SALEM, Ore. — Fearing that flavored tobacco is luring youngsters to start smoking, health advocates asked Oregon lawmakers to ban new hookah lounges. They got their wish in a bill moving through the Legislature, but now the bill's biggest cheerleaders have become its fiercest critics, and they're begging lawmakers to kill it.
The measure was changed in the final days of the legislative session, and its primary sponsor fears those changes would allow hookah lounges to open in teenage hangouts like shopping malls and do more harm than good to Oregon's indoor smoking ban. It's up for a final vote in the House on Wednesday.
"This could be just a real destructive piece of legislation if it passes," said Rep. Carolyn Tomei, a Milwaukie Democrat who introduced the original bill and is now asking lawmakers to defeat it.

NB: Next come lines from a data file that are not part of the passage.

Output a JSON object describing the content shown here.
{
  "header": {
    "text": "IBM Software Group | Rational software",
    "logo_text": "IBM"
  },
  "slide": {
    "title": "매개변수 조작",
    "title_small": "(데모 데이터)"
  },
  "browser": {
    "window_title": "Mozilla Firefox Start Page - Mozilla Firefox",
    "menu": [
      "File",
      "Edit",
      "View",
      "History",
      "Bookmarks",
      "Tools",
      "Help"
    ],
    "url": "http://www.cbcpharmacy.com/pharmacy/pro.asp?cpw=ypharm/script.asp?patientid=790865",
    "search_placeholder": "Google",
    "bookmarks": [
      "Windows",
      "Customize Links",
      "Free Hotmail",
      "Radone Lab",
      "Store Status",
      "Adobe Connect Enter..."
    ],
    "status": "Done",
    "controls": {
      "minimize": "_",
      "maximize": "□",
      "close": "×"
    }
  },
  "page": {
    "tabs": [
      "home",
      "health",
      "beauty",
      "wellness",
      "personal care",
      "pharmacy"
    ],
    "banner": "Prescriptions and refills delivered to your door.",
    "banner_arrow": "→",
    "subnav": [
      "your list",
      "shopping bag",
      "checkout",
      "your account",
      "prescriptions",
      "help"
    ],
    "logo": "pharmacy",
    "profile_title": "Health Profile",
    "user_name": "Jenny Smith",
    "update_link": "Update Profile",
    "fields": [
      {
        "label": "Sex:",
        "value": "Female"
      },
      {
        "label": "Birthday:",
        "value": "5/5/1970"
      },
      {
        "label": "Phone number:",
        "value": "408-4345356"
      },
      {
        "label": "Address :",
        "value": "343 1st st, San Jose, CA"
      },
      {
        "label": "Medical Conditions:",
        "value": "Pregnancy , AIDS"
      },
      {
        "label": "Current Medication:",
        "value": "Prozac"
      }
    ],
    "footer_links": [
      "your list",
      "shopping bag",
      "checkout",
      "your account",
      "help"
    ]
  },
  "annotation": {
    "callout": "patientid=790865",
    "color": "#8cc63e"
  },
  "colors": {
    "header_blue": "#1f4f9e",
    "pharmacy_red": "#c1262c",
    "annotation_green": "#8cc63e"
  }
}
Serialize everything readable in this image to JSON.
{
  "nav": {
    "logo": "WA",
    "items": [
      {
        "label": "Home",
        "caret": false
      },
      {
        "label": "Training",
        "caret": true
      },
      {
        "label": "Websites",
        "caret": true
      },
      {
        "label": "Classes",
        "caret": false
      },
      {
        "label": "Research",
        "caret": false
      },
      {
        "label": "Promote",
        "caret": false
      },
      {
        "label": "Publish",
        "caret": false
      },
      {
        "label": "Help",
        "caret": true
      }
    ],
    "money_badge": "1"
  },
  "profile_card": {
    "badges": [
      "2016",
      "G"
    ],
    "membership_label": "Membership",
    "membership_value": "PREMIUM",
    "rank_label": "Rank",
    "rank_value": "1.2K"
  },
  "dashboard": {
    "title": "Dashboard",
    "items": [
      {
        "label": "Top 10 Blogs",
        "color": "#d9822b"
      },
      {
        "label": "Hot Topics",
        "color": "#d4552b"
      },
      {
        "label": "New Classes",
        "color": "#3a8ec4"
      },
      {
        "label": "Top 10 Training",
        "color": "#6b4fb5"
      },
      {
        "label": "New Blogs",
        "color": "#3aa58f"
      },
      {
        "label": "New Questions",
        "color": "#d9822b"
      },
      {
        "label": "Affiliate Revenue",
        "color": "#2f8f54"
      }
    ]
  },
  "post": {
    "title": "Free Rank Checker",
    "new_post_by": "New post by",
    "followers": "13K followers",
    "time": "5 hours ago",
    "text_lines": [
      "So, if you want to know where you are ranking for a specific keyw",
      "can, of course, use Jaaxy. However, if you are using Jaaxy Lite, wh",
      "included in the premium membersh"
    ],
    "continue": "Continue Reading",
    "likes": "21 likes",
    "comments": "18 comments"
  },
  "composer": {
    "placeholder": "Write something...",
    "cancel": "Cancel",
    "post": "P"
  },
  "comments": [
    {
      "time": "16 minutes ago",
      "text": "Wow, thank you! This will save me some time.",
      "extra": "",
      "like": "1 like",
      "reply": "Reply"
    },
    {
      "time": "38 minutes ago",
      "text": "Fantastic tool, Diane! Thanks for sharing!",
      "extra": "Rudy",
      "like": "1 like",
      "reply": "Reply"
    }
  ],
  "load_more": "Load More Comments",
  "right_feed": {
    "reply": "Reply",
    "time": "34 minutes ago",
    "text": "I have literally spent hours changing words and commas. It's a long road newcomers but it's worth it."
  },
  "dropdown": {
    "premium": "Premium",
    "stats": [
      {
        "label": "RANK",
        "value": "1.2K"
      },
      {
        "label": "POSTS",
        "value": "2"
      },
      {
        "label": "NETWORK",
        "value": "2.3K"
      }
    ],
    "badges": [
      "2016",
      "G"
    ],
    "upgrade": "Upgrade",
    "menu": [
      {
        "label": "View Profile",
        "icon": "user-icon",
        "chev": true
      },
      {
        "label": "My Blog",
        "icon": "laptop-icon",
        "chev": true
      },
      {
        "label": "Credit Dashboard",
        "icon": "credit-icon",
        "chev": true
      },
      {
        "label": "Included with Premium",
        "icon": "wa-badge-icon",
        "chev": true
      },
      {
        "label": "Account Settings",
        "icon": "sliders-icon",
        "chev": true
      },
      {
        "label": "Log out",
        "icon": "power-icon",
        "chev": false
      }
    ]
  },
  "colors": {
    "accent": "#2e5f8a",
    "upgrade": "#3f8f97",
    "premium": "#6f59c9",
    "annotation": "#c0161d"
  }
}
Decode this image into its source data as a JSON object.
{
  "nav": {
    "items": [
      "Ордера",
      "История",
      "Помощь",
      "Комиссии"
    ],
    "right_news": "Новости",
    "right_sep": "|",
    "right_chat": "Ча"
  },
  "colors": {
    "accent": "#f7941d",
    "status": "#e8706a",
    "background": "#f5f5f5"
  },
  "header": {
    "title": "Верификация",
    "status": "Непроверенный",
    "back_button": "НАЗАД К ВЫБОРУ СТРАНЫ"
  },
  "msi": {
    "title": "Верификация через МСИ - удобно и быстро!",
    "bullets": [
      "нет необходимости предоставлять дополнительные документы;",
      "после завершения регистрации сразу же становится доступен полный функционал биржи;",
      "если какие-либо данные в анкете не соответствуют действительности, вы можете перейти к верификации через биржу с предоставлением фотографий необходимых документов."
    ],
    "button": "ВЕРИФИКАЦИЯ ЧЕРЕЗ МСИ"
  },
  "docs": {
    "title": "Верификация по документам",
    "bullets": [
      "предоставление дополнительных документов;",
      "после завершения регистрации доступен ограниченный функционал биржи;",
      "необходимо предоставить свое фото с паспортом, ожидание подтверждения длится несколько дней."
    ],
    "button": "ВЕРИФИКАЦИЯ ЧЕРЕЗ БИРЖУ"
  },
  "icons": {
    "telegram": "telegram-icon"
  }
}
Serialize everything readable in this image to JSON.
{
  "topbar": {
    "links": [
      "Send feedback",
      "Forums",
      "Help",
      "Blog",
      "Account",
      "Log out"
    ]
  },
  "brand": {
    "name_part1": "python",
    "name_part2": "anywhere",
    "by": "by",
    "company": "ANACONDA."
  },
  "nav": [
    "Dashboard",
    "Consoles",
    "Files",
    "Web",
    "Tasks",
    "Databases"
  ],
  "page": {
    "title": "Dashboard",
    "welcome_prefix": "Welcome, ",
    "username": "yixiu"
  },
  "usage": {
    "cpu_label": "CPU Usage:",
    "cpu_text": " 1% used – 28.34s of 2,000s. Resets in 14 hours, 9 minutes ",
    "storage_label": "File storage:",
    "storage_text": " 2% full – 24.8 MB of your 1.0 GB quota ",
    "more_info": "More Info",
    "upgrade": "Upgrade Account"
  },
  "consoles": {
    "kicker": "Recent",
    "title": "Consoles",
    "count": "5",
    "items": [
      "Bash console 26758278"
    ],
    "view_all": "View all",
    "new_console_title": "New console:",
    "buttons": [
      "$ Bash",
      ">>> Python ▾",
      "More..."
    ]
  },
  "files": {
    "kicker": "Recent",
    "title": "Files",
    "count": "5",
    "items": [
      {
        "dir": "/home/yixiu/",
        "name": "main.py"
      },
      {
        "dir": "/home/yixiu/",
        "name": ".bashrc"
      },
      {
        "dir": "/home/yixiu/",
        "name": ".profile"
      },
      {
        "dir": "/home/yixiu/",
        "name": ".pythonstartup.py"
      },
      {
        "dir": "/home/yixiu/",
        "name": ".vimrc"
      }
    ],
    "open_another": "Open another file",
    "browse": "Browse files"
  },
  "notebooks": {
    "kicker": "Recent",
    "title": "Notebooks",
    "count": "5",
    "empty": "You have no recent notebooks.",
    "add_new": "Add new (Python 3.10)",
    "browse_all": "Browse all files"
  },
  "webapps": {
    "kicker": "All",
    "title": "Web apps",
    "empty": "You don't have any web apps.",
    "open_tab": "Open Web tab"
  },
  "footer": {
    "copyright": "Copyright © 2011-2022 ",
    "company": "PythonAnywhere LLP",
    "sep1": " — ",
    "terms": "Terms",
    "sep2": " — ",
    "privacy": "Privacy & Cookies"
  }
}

Hookah lounges allow people who are at least 18 years old to smoke flavored tobacco from a water pipe. They often sell food, play music and create a social atmosphere like a coffee shop.
"This is seen as a very social thing by teens. It's a place to hang out, do your homework, be with your friends," said Colleen Hermann-Franzen, advocacy and outreach manager for the American Lung Association in Oregon. "So we're concerned that, because of the candy-flavored tobacco and the social environment, the hookah lounges are going to addict the next generation of tobacco users."
Tomei's original bill would have created tough rules for new hookah lounges so it would be virtually impossible to operate them profitably. They could have no more than four seats, they could allow smoking only for sampling purposes, and they couldn't sell food or drinks. It passed the House on a 35-23 vote in April.
The Senate watered down the regulations, eliminating a requirement in the Indoor Clean Air Act that smoke shops and cigar bars — including hookah lounges and cigar shops — operate only in stand-alone buildings that don't share walls with other businesses. Under the new language, they'd be able to operate in strip malls and other multi-business buildings as long as they have an independent ventilation system.
The changes also would push back the effective date and allow a flood of applications for new hookah lounges before the measure takes effect.
Those changes led a group of coalition and anti-smoking advocates to revoke its support for the measure, saying it makes the 2007 indoor smoking ban less effective.
The House vote comes a week after tearful testimony in the Senate from lawmakers who recalled loved ones who died from smoking-related illnesses. They were torn between their desire to stop the spread of hookah and their reluctance to potentially allow one last flood of new lounges featuring the flavored tobacco.